Told from the points-of-view of four women, Miller touches on the courage, fear, heartbreak, and inequality of men and women during the Vietnam conflict. Sharon Gold is a Jewish woman from the North, who is opposed to the War, yet fell in love with and married an ROTC officer. Kim Benton is a Southern Baptist from North Carolina who lost most of her family at a young age, and relies on her insanely jealous husband Jim for love and support. Donna Lautenberg is a Puerto Rican army brat who married a white man. Wendy Johnson is a black woman who grew up in the South, where her doctor dad and devoted mother tried to shield her from the racism so pronounced down there.
Under normal circumstances, the odds are low that these four women coming together as friends during this time period. But they have a couple of fundamental things in common. Each is a misfit of sorts within the society at Fort Knox. And they are bound by intense love for their husbands, and fears of them being sent to Vietnam.
The four women learn how to take on their new roles as Army wives by following rules set forth within a book called, "Mrs. Lieutenant." They share a few of their hopes and dreams, but each one is hiding a secret. Truth comes to light as they get to know one another and learn how to relinquish their former prejudices and ideas.
The almost 500 pages pass by quickly as you delve into the lives of these four women and their husbands. It takes a while to keep each woman straight, especially when so many other characters make brief appearances throughout the story. But each character comes to life in Miller's storytelling, almost as if these were women she really knew once upon a time. Phyllis Zimbler Miller was also once a "Mrs. Lieutenant," and presumably drew upon those experiences to tell her story. The book is dedicated to the wives of AOB 21 during the same timeframe as the book. Sharon Gold, the first character to whom we are introduced, even talks about keeping a diary of her experiences at Fort Knox to later write about them.
You become concerned for each woman and feel her pain as she must come to terms with different decisions made by her husband. You reflect on your own opinions of war, whether it is Vietnam, WWII, or today, as especially the men demonstrate different ideas of the time. You also reflect upon the friends in your own life and all of your preconceived notions and stereotypes.

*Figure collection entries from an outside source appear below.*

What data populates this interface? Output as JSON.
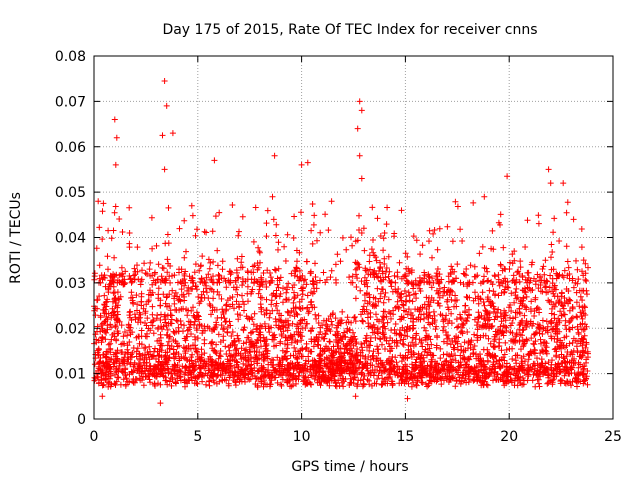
{
  "chart_data": {
    "type": "scatter",
    "title": "Day 175 of 2015, Rate Of TEC Index for receiver cnns",
    "xlabel": "GPS time / hours",
    "ylabel": "ROTI / TECUs",
    "xlim": [
      0,
      25
    ],
    "ylim": [
      0,
      0.08
    ],
    "x_ticks": [
      0,
      5,
      10,
      15,
      20,
      25
    ],
    "x_tick_labels": [
      "0",
      "5",
      "10",
      "15",
      "20",
      "25"
    ],
    "y_ticks": [
      0,
      0.01,
      0.02,
      0.03,
      0.04,
      0.05,
      0.06,
      0.07,
      0.08
    ],
    "y_tick_labels": [
      "0",
      "0.01",
      "0.02",
      "0.03",
      "0.04",
      "0.05",
      "0.06",
      "0.07",
      "0.08"
    ],
    "grid": true,
    "marker": "+",
    "color": "#ff0000",
    "series": [
      {
        "name": "ROTI",
        "x_range": [
          0,
          23.8
        ],
        "typical_range": [
          0.005,
          0.03
        ],
        "peaks": [
          {
            "x": 0.2,
            "y": 0.048
          },
          {
            "x": 1.0,
            "y": 0.066
          },
          {
            "x": 1.1,
            "y": 0.062
          },
          {
            "x": 1.05,
            "y": 0.056
          },
          {
            "x": 3.4,
            "y": 0.0745
          },
          {
            "x": 3.5,
            "y": 0.069
          },
          {
            "x": 3.3,
            "y": 0.0625
          },
          {
            "x": 3.8,
            "y": 0.063
          },
          {
            "x": 3.4,
            "y": 0.055
          },
          {
            "x": 5.8,
            "y": 0.057
          },
          {
            "x": 8.7,
            "y": 0.058
          },
          {
            "x": 8.6,
            "y": 0.049
          },
          {
            "x": 10.0,
            "y": 0.056
          },
          {
            "x": 10.3,
            "y": 0.0565
          },
          {
            "x": 12.8,
            "y": 0.07
          },
          {
            "x": 12.9,
            "y": 0.068
          },
          {
            "x": 12.7,
            "y": 0.064
          },
          {
            "x": 12.8,
            "y": 0.058
          },
          {
            "x": 12.9,
            "y": 0.053
          },
          {
            "x": 12.9,
            "y": 0.041
          },
          {
            "x": 19.9,
            "y": 0.0535
          },
          {
            "x": 18.8,
            "y": 0.049
          },
          {
            "x": 21.9,
            "y": 0.055
          },
          {
            "x": 22.0,
            "y": 0.052
          },
          {
            "x": 22.6,
            "y": 0.052
          },
          {
            "x": 23.1,
            "y": 0.044
          }
        ],
        "minima": [
          {
            "x": 3.2,
            "y": 0.0035
          },
          {
            "x": 0.4,
            "y": 0.005
          },
          {
            "x": 15.1,
            "y": 0.0045
          },
          {
            "x": 12.6,
            "y": 0.005
          }
        ]
      }
    ]
  }
}
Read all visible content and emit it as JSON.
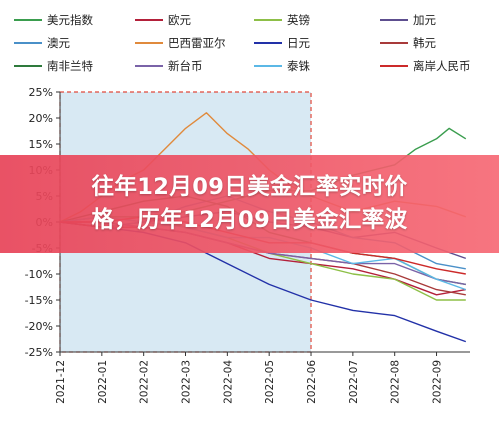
{
  "overlay": {
    "line1": "往年12月09日美金汇率实时价",
    "line2": "格，历年12月09日美金汇率波"
  },
  "chart_data": {
    "type": "line",
    "title": "",
    "xlabel": "",
    "ylabel": "",
    "y_unit": "%",
    "ylim": [
      -25,
      25
    ],
    "yticks": [
      -25,
      -20,
      -15,
      -10,
      -5,
      0,
      5,
      10,
      15,
      20,
      25
    ],
    "ytick_labels": [
      "-25%",
      "-20%",
      "-15%",
      "-10%",
      "-5%",
      "0%",
      "5%",
      "10%",
      "15%",
      "20%",
      "25%"
    ],
    "x_ticks": [
      "2021-12",
      "2022-01",
      "2022-02",
      "2022-03",
      "2022-04",
      "2022-05",
      "2022-06",
      "2022-07",
      "2022-08",
      "2022-09"
    ],
    "xlim": [
      0,
      9.8
    ],
    "grid": false,
    "legend_position": "top",
    "highlight_region": {
      "x_start": "2021-12",
      "x_end": "2022-06",
      "fill": "#d8e9f3",
      "border": "#e04a3c",
      "style": "dashed"
    },
    "series": [
      {
        "name": "美元指数",
        "color": "#3a9d4e",
        "x": [
          0.0,
          1.0,
          2.0,
          3.0,
          4.0,
          5.0,
          6.0,
          7.0,
          8.0,
          8.5,
          9.0,
          9.3,
          9.7
        ],
        "y": [
          0,
          1,
          1,
          2,
          4,
          6,
          6,
          9,
          11,
          14,
          16,
          18,
          16
        ]
      },
      {
        "name": "欧元",
        "color": "#b3203a",
        "x": [
          0.0,
          1.0,
          2.0,
          3.0,
          4.0,
          5.0,
          6.0,
          7.0,
          8.0,
          9.0,
          9.7
        ],
        "y": [
          0,
          -1,
          -1,
          -2,
          -4,
          -7,
          -8,
          -9,
          -11,
          -14,
          -13
        ]
      },
      {
        "name": "英镑",
        "color": "#8dbf47",
        "x": [
          0.0,
          1.0,
          2.0,
          3.0,
          4.0,
          5.0,
          6.0,
          7.0,
          8.0,
          9.0,
          9.7
        ],
        "y": [
          0,
          0,
          1,
          -1,
          -3,
          -6,
          -8,
          -10,
          -11,
          -15,
          -15
        ]
      },
      {
        "name": "加元",
        "color": "#5d4e8f",
        "x": [
          0.0,
          1.0,
          2.0,
          3.0,
          4.0,
          5.0,
          6.0,
          7.0,
          8.0,
          9.0,
          9.7
        ],
        "y": [
          0,
          -1,
          0,
          1,
          2,
          0,
          -1,
          -3,
          -2,
          -5,
          -7
        ]
      },
      {
        "name": "澳元",
        "color": "#4a90c8",
        "x": [
          0.0,
          1.0,
          2.0,
          3.0,
          4.0,
          5.0,
          6.0,
          7.0,
          8.0,
          9.0,
          9.7
        ],
        "y": [
          0,
          -1,
          0,
          3,
          5,
          2,
          0,
          -3,
          -4,
          -8,
          -9
        ]
      },
      {
        "name": "巴西雷亚尔",
        "color": "#e08a3c",
        "x": [
          0.0,
          0.5,
          1.0,
          1.5,
          2.0,
          2.5,
          3.0,
          3.5,
          4.0,
          4.5,
          5.0,
          5.5,
          6.0,
          7.0,
          8.0,
          9.0,
          9.7
        ],
        "y": [
          0,
          2,
          5,
          8,
          10,
          14,
          18,
          21,
          17,
          14,
          10,
          7,
          5,
          2,
          4,
          3,
          1
        ]
      },
      {
        "name": "日元",
        "color": "#2231a8",
        "x": [
          0.0,
          1.0,
          2.0,
          3.0,
          4.0,
          5.0,
          6.0,
          7.0,
          8.0,
          9.0,
          9.7
        ],
        "y": [
          0,
          -1,
          -2,
          -4,
          -8,
          -12,
          -15,
          -17,
          -18,
          -21,
          -23
        ]
      },
      {
        "name": "韩元",
        "color": "#a83a3a",
        "x": [
          0.0,
          1.0,
          2.0,
          3.0,
          4.0,
          5.0,
          6.0,
          7.0,
          8.0,
          9.0,
          9.7
        ],
        "y": [
          0,
          -1,
          -1,
          -2,
          -4,
          -6,
          -7,
          -8,
          -10,
          -13,
          -14
        ]
      },
      {
        "name": "南非兰特",
        "color": "#2e7a3c",
        "x": [
          0.0,
          1.0,
          2.0,
          3.0,
          4.0,
          5.0,
          6.0,
          7.0,
          8.0,
          9.0,
          9.7
        ],
        "y": [
          0,
          2,
          4,
          5,
          3,
          -2,
          -4,
          -6,
          -7,
          -11,
          -12
        ]
      },
      {
        "name": "新台币",
        "color": "#7a63a8",
        "x": [
          0.0,
          1.0,
          2.0,
          3.0,
          4.0,
          5.0,
          6.0,
          7.0,
          8.0,
          9.0,
          9.7
        ],
        "y": [
          0,
          0,
          -1,
          -2,
          -4,
          -6,
          -7,
          -8,
          -8,
          -11,
          -12
        ]
      },
      {
        "name": "泰铢",
        "color": "#5bb8e6",
        "x": [
          0.0,
          1.0,
          2.0,
          3.0,
          4.0,
          5.0,
          6.0,
          7.0,
          8.0,
          9.0,
          9.7
        ],
        "y": [
          0,
          1,
          0,
          -1,
          -3,
          -3,
          -5,
          -8,
          -7,
          -11,
          -13
        ]
      },
      {
        "name": "离岸人民币",
        "color": "#cc2a2a",
        "x": [
          0.0,
          1.0,
          2.0,
          3.0,
          4.0,
          5.0,
          6.0,
          7.0,
          8.0,
          9.0,
          9.7
        ],
        "y": [
          0,
          0,
          1,
          0,
          -2,
          -4,
          -4,
          -6,
          -7,
          -9,
          -10
        ]
      }
    ]
  }
}
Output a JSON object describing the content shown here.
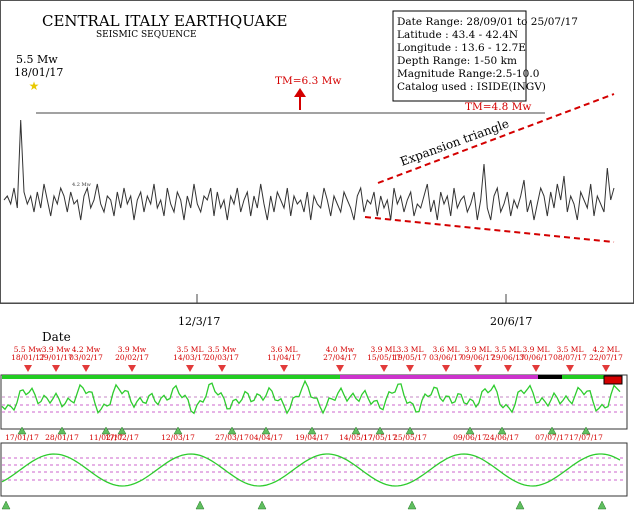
{
  "header": {
    "title": "CENTRAL ITALY EARTHQUAKE",
    "subtitle": "SEISMIC SEQUENCE"
  },
  "info_box": {
    "lines": [
      "Date Range: 28/09/01 to 25/07/17",
      "Latitude : 43.4 - 42.4N",
      "Longitude : 13.6 - 12.7E",
      "Depth Range: 1-50 km",
      "Magnitude Range:2.5-10.0",
      "Catalog used : ISIDE(INGV)"
    ]
  },
  "annotations": {
    "peak_mag": "5.5 Mw",
    "peak_date": "18/01/17",
    "tm_upper": "TM=6.3 Mw",
    "tm_lower": "TM=4.8 Mw",
    "expansion": "Expansion triangle",
    "trace_value": "4.2 Mw"
  },
  "colors": {
    "trace": "#333333",
    "red": "#d40000",
    "green": "#2ecc2e",
    "magenta": "#cc33cc",
    "upper_band": "#22cc22",
    "black_band": "#000000",
    "up_marker": "#5fbf5f",
    "down_marker": "#e23a3a",
    "star": "#e8c800"
  },
  "chart_data": {
    "type": "line",
    "x_ticks": [
      "12/3/17",
      "20/6/17"
    ],
    "panel2_label": "Date",
    "panel2_top_labels": [
      {
        "mag": "5.5 Mw",
        "date": "18/01/17"
      },
      {
        "mag": "3.9 Mw",
        "date": "29/01/17"
      },
      {
        "mag": "4.2 Mw",
        "date": "03/02/17"
      },
      {
        "mag": "3.9 Mw",
        "date": "20/02/17"
      },
      {
        "mag": "3.5 ML",
        "date": "14/03/17"
      },
      {
        "mag": "3.5 Mw",
        "date": "20/03/17"
      },
      {
        "mag": "3.6 ML",
        "date": "11/04/17"
      },
      {
        "mag": "4.0 Mw",
        "date": "27/04/17"
      },
      {
        "mag": "3.9 ML",
        "date": "15/05/17"
      },
      {
        "mag": "3.3 ML",
        "date": "19/05/17"
      },
      {
        "mag": "3.6 ML",
        "date": "03/06/17"
      },
      {
        "mag": "3.9 ML",
        "date": "09/06/17"
      },
      {
        "mag": "3.5 ML",
        "date": "29/06/17"
      },
      {
        "mag": "3.9 ML",
        "date": "30/06/17"
      },
      {
        "mag": "3.5 ML",
        "date": "08/07/17"
      },
      {
        "mag": "4.2 ML",
        "date": "22/07/17"
      }
    ],
    "panel2_bottom_labels": [
      "17/01/17",
      "28/01/17",
      "11/02/17",
      "17/02/17",
      "12/03/17",
      "27/03/17",
      "04/04/17",
      "19/04/17",
      "14/05/17",
      "17/05/17",
      "25/05/17",
      "09/06/17",
      "24/06/17",
      "07/07/17",
      "17/07/17"
    ],
    "magnitude_series": [
      3.5,
      3.6,
      3.4,
      3.8,
      3.3,
      5.5,
      3.7,
      3.4,
      3.6,
      3.2,
      3.7,
      3.3,
      3.9,
      3.5,
      3.1,
      3.6,
      3.4,
      3.8,
      3.6,
      3.2,
      3.7,
      3.4,
      3.5,
      3.0,
      3.6,
      3.8,
      3.3,
      3.5,
      3.9,
      3.4,
      3.2,
      3.6,
      3.5,
      3.1,
      3.7,
      3.3,
      3.8,
      3.4,
      3.6,
      3.0,
      3.5,
      3.7,
      3.2,
      3.6,
      3.4,
      3.9,
      3.3,
      3.5,
      3.1,
      3.8,
      3.4,
      3.2,
      3.7,
      3.5,
      3.0,
      3.6,
      3.3,
      3.9,
      3.4,
      3.2,
      3.6,
      3.5,
      3.8,
      3.1,
      3.7,
      3.3,
      3.5,
      3.0,
      3.6,
      3.4,
      3.8,
      3.2,
      3.5,
      3.7,
      3.1,
      3.6,
      3.3,
      3.9,
      3.4,
      3.0,
      3.6,
      3.2,
      3.7,
      3.5,
      3.3,
      3.8,
      3.1,
      3.6,
      3.4,
      3.5,
      3.2,
      3.7,
      3.0,
      3.6,
      3.4,
      3.3,
      3.8,
      3.5,
      3.1,
      3.6,
      3.4,
      3.2,
      3.7,
      3.5,
      3.3,
      3.0,
      3.6,
      3.8,
      3.2,
      3.5,
      3.4,
      3.7,
      3.1,
      3.6,
      3.3,
      3.5,
      3.0,
      3.8,
      3.4,
      3.6,
      3.2,
      3.5,
      3.7,
      3.1,
      3.4,
      3.3,
      3.6,
      3.9,
      3.2,
      3.5,
      3.0,
      3.7,
      3.4,
      3.6,
      3.1,
      3.8,
      3.3,
      3.5,
      3.6,
      3.2,
      3.4,
      3.7,
      3.0,
      3.5,
      4.4,
      3.3,
      3.0,
      3.6,
      3.8,
      3.2,
      3.4,
      3.7,
      3.1,
      3.5,
      3.3,
      3.6,
      4.0,
      3.2,
      3.5,
      3.0,
      3.4,
      3.8,
      3.6,
      3.1,
      3.7,
      3.3,
      3.9,
      3.5,
      4.1,
      3.2,
      3.6,
      3.4,
      3.0,
      3.7,
      3.5,
      3.3,
      3.9,
      3.1,
      3.6,
      3.4,
      3.2,
      4.3,
      3.5,
      3.8
    ],
    "ylim": [
      2.5,
      6.3
    ],
    "levels": {
      "tm_upper": 6.3,
      "tm_lower": 4.8
    }
  }
}
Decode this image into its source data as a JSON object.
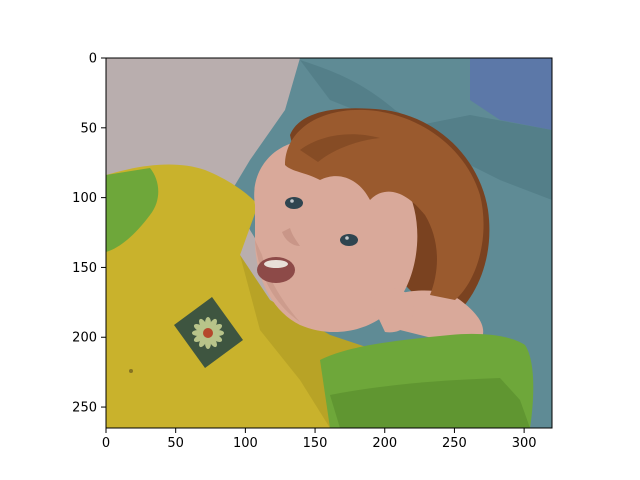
{
  "figure": {
    "type": "image-axes",
    "subject": "photo-of-child-lying-on-blue-pillow"
  },
  "axes": {
    "x_ticks": [
      "0",
      "50",
      "100",
      "150",
      "200",
      "250",
      "300"
    ],
    "y_ticks": [
      "0",
      "50",
      "100",
      "150",
      "200",
      "250"
    ],
    "xlim": [
      0,
      320
    ],
    "ylim": [
      265,
      0
    ]
  },
  "palette": {
    "wall": "#b9aeae",
    "pillow": "#5f8b95",
    "pillow_dark": "#4a7680",
    "pillow_blue": "#5c78a8",
    "shirt_yellow": "#c9b22c",
    "shirt_yellow_shade": "#a8931f",
    "sleeve_green": "#6ea73a",
    "sleeve_green_dark": "#568a2b",
    "skin": "#d9a99a",
    "skin_shadow": "#c28f80",
    "hair": "#9a5a2e",
    "hair_dark": "#7a4220",
    "patch": "#3e5540",
    "flower_petal": "#b8c48a",
    "flower_center": "#b5482c",
    "eye": "#2f4550",
    "mouth": "#8d4a48"
  }
}
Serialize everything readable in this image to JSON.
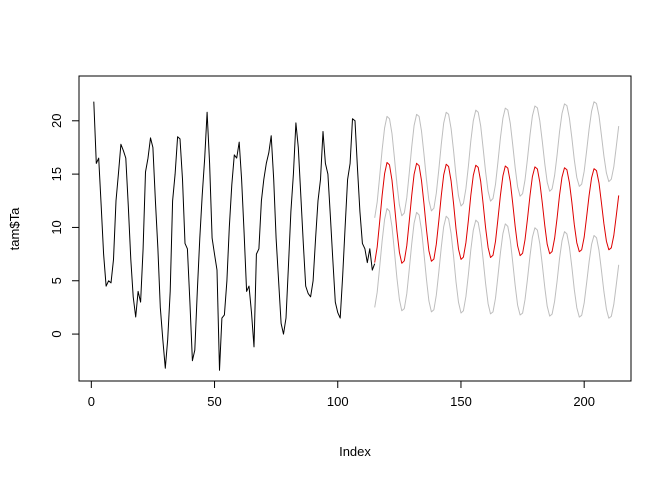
{
  "chart_data": {
    "type": "line",
    "title": "",
    "xlabel": "Index",
    "ylabel": "tam$Ta",
    "xlim": [
      -5,
      219
    ],
    "ylim": [
      -4.4,
      24.2
    ],
    "x_ticks": [
      0,
      50,
      100,
      150,
      200
    ],
    "y_ticks": [
      0,
      5,
      10,
      15,
      20
    ],
    "grid": false,
    "legend": "none",
    "series": [
      {
        "color": "#000000",
        "x": [
          1,
          2,
          3,
          4,
          5,
          6,
          7,
          8,
          9,
          10,
          11,
          12,
          13,
          14,
          15,
          16,
          17,
          18,
          19,
          20,
          21,
          22,
          23,
          24,
          25,
          26,
          27,
          28,
          29,
          30,
          31,
          32,
          33,
          34,
          35,
          36,
          37,
          38,
          39,
          40,
          41,
          42,
          43,
          44,
          45,
          46,
          47,
          48,
          49,
          50,
          51,
          52,
          53,
          54,
          55,
          56,
          57,
          58,
          59,
          60,
          61,
          62,
          63,
          64,
          65,
          66,
          67,
          68,
          69,
          70,
          71,
          72,
          73,
          74,
          75,
          76,
          77,
          78,
          79,
          80,
          81,
          82,
          83,
          84,
          85,
          86,
          87,
          88,
          89,
          90,
          91,
          92,
          93,
          94,
          95,
          96,
          97,
          98,
          99,
          100,
          101,
          102,
          103,
          104,
          105,
          106,
          107,
          108,
          109,
          110,
          111,
          112,
          113,
          114,
          115
        ],
        "values": [
          21.8,
          16.0,
          16.5,
          12.0,
          7.5,
          4.5,
          5.0,
          4.8,
          7.0,
          12.5,
          15.0,
          17.8,
          17.2,
          16.5,
          12.0,
          7.0,
          3.5,
          1.6,
          4.0,
          3.0,
          8.0,
          15.2,
          16.5,
          18.4,
          17.5,
          12.5,
          8.0,
          2.5,
          -0.5,
          -3.2,
          -0.5,
          4.0,
          12.5,
          15.0,
          18.5,
          18.3,
          14.5,
          8.5,
          8.0,
          3.0,
          -2.5,
          -1.5,
          4.0,
          9.0,
          13.0,
          16.5,
          20.8,
          16.0,
          9.0,
          7.5,
          6.0,
          -3.4,
          1.5,
          1.8,
          5.0,
          10.0,
          14.0,
          16.8,
          16.5,
          18.0,
          14.5,
          9.5,
          4.0,
          4.5,
          2.0,
          -1.2,
          7.5,
          8.0,
          12.5,
          14.5,
          16.0,
          17.0,
          18.6,
          14.5,
          9.0,
          5.0,
          1.0,
          0.0,
          1.5,
          6.5,
          11.5,
          15.0,
          19.8,
          17.5,
          13.0,
          8.5,
          4.5,
          3.8,
          3.5,
          5.0,
          9.0,
          12.5,
          14.5,
          19.0,
          16.0,
          15.0,
          11.0,
          7.0,
          3.0,
          2.0,
          1.5,
          5.5,
          10.0,
          14.5,
          16.0,
          20.2,
          20.0,
          15.5,
          11.5,
          8.5,
          8.0,
          6.7,
          8.0,
          6.0,
          6.6
        ]
      },
      {
        "color": "#dd0000",
        "x": "115-214",
        "values": []
      },
      {
        "color": "#bebebe",
        "x": "115-214",
        "values": []
      },
      {
        "color": "#bebebe",
        "x": "115-214",
        "values": []
      }
    ]
  }
}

Mrs. Lieutenant is going to appeal to women more than men. But it allows women a different way to try to relate to the Vietnam War, and introduces it to them in a way that is perhaps more palatable than other war novels. It's also soft enough to teach teenagers and young adults about the era. While I enjoy reading war novels, I did appreciate how this one told the story from a completely different point-of-view.